コーヒーメーカーをコポコポさせていると、またインターホンが鳴った。
玄関まで歩いて、扉を開けると、今度こそ雅ちゃんがたたずんでいた。
「名幸さん、おはようございます」
白百合のような花を背景に咲かせて、雅ちゃんは笑顔を作る。ああ、和むよな。闘いを控えた戦士にうるおいを与えてくれる、心のオアシス。
「とうとう本番ですね。今日は頑張ってください」
雅ちゃんは、右手で小さくガッツポーズを見せる。
「ああ、全力を尽くすよ」
俺も、その意気込みに同調するように、ガッツポーズを作ってみせた。
「湊さんも、もう来られてるんですね」
「ああ、今、部屋でコーヒー入れるの待ってる。雅ちゃんの分もあるから、部屋に上がって」
雅ちゃんが「お邪魔します」と言って、部屋に入ると、湊の挨拶が出迎えた。
「おはよう、杉崎さん」
「おはようございます」
二人は顔を見合わせると、かるく笑顔を作った。
雅ちゃんは、狭いワンルームをぐるりと見回して、ふう、と息を吐いた。
「それにしても、こんなにも早く試験の日が来るんですね。
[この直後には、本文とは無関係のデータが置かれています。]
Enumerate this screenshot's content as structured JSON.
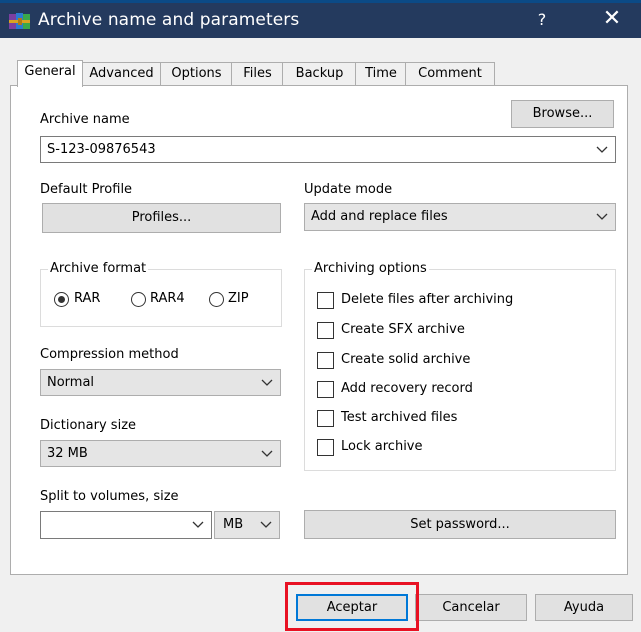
{
  "window": {
    "title": "Archive name and parameters",
    "help_glyph": "?",
    "close_glyph": "✕"
  },
  "tabs": [
    {
      "label": "General",
      "active": true
    },
    {
      "label": "Advanced"
    },
    {
      "label": "Options"
    },
    {
      "label": "Files"
    },
    {
      "label": "Backup"
    },
    {
      "label": "Time"
    },
    {
      "label": "Comment"
    }
  ],
  "general": {
    "archive_name_label": "Archive name",
    "browse_label": "Browse...",
    "archive_name_value": "S-123-09876543",
    "default_profile_label": "Default Profile",
    "profiles_label": "Profiles...",
    "update_mode_label": "Update mode",
    "update_mode_value": "Add and replace files",
    "archive_format": {
      "title": "Archive format",
      "options": [
        "RAR",
        "RAR4",
        "ZIP"
      ],
      "selected": "RAR"
    },
    "archiving_options": {
      "title": "Archiving options",
      "items": [
        "Delete files after archiving",
        "Create SFX archive",
        "Create solid archive",
        "Add recovery record",
        "Test archived files",
        "Lock archive"
      ]
    },
    "compression_method_label": "Compression method",
    "compression_method_value": "Normal",
    "dictionary_size_label": "Dictionary size",
    "dictionary_size_value": "32 MB",
    "split_label": "Split to volumes, size",
    "split_value": "",
    "split_unit": "MB",
    "set_password_label": "Set password..."
  },
  "footer": {
    "ok_label": "Aceptar",
    "cancel_label": "Cancelar",
    "help_label": "Ayuda"
  },
  "colors": {
    "titlebar": "#243a5e",
    "highlight": "#e81123",
    "focus": "#0078d7"
  }
}
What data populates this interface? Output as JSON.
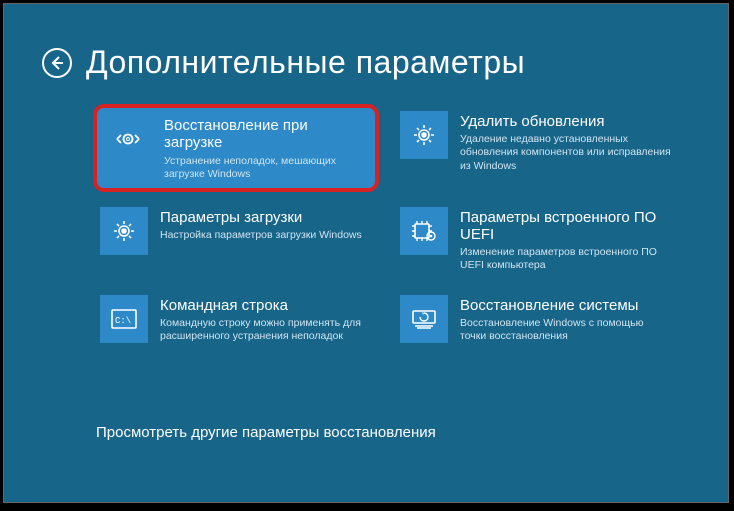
{
  "header": {
    "title": "Дополнительные параметры"
  },
  "tiles": [
    {
      "title": "Восстановление при загрузке",
      "desc": "Устранение неполадок, мешающих загрузке Windows",
      "icon": "wrench-code-icon",
      "selected": true
    },
    {
      "title": "Удалить обновления",
      "desc": "Удаление недавно установленных обновления компонентов или исправления из Windows",
      "icon": "gear-icon",
      "selected": false
    },
    {
      "title": "Параметры загрузки",
      "desc": "Настройка параметров загрузки Windows",
      "icon": "gear-icon",
      "selected": false
    },
    {
      "title": "Параметры встроенного ПО UEFI",
      "desc": "Изменение параметров встроенного ПО UEFI компьютера",
      "icon": "chip-gear-icon",
      "selected": false
    },
    {
      "title": "Командная строка",
      "desc": "Командную строку можно применять для расширенного устранения неполадок",
      "icon": "terminal-icon",
      "selected": false
    },
    {
      "title": "Восстановление системы",
      "desc": "Восстановление Windows с помощью точки восстановления",
      "icon": "restore-icon",
      "selected": false
    }
  ],
  "more": {
    "label": "Просмотреть другие параметры восстановления"
  },
  "colors": {
    "bg": "#18658a",
    "tile_icon_bg": "#2d89c7",
    "highlight": "#d62222"
  }
}
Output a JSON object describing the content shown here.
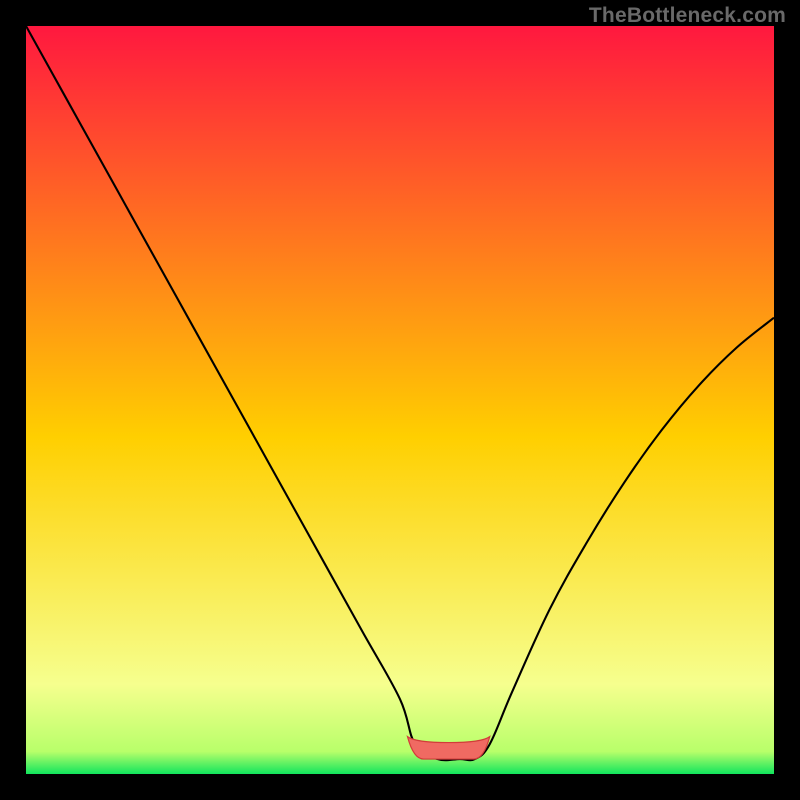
{
  "watermark": "TheBottleneck.com",
  "colors": {
    "top_gradient": "#ff183f",
    "mid_gradient": "#ffcf00",
    "bottom_gradient": "#11e55d",
    "curve": "#000000",
    "optimal_fill": "#f06a62",
    "optimal_stroke": "#d23c3a"
  },
  "chart_data": {
    "type": "line",
    "title": "",
    "xlabel": "",
    "ylabel": "",
    "xlim": [
      0,
      100
    ],
    "ylim": [
      0,
      100
    ],
    "grid": false,
    "x": [
      0,
      5,
      10,
      15,
      20,
      25,
      30,
      35,
      40,
      45,
      50,
      52,
      55,
      58,
      60,
      62,
      65,
      70,
      75,
      80,
      85,
      90,
      95,
      100
    ],
    "values": [
      100,
      91,
      82,
      73,
      64,
      55,
      46,
      37,
      28,
      19,
      10,
      4,
      2,
      2,
      2,
      4,
      11,
      22,
      31,
      39,
      46,
      52,
      57,
      61
    ],
    "optimal_zone": {
      "x_start": 51,
      "x_end": 62,
      "y": 2,
      "height": 2.2
    }
  }
}
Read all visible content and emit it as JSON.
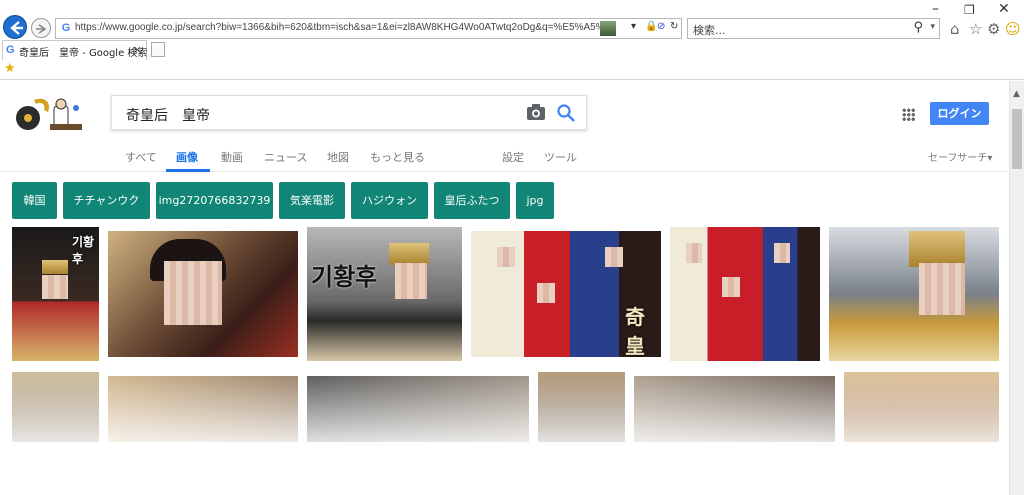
{
  "browser": {
    "url": "https://www.google.co.jp/search?biw=1366&bih=620&tbm=isch&sa=1&ei=zl8AW8KHG4Wo0ATwtq2oDg&q=%E5%A5%87%E7%9A%",
    "search_placeholder": "検索...",
    "tab_title": "奇皇后　皇帝 - Google 検索",
    "tab_close": "×",
    "favicon": "G"
  },
  "google": {
    "query": "奇皇后　皇帝",
    "login_label": "ログイン",
    "tabs": [
      "すべて",
      "画像",
      "動画",
      "ニュース",
      "地図",
      "もっと見る",
      "設定",
      "ツール"
    ],
    "active_tab": "画像",
    "safe_search": "セーフサーチ▾",
    "chips": [
      "韓国",
      "チチャンウク",
      "img2720766832739",
      "気楽電影",
      "ハジウォン",
      "皇后ふたつ",
      "jpg"
    ]
  },
  "images": {
    "watermark_1": "기황후",
    "watermark_2": "奇皇"
  },
  "colors": {
    "accent": "#1a73e8",
    "login": "#4285f4",
    "chip": "#118576"
  }
}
本当に、あっという間でした」
「……」
湊は、ボンヤリと宙を見ていた。雅ちゃんが訝しげに湊の名前を呼ぶ。
「湊さん……?」
「あ、ああ、ごめんなさい。ちょっと今までのことを思い出してたの。……ねえ、コーヒー、できた?」
俺は湊と雅ちゃんのコーヒーを持って行って、
「あいよ」
と声をかけた。
それから、自分の分のコーヒーも持ってくる。
「本当に、今までいろいろあったよな……って、まだ試験も終わってないのに、なんか変な感想だが」
「それもそうですね、名幸さん……でも、何か、その気持ちわかります。感慨深いって、こういう時の事を言うんでしょうか?」
「そうだな……感慨深い、か……」
そう言われるとそんな気になってくる。
試験が終わったあと、三人はどうなってしまうのだろう。
そんな一抹の不安も覚えるが、今は目先の試験の方に集中すべし、と自分を戒める。
試験の前のゆっくりした時間を十分に使い、3人は3様の気持ちを噛み締めてコーヒーを飲み終えた。
「じゃ、そろそろ行くか」
「そうですね」
「……そうね」
時間までまだ余裕があるが、どことなく後ろ髪を引かれる思いで、俺たちは、会場となる大学へと向かった。
昼食はタッパーに入れられたカルボナーラのスパゲティだった。会場の大学前のベンチで食事を済ますと、俺は、「よっしゃ!」と気合を入れる。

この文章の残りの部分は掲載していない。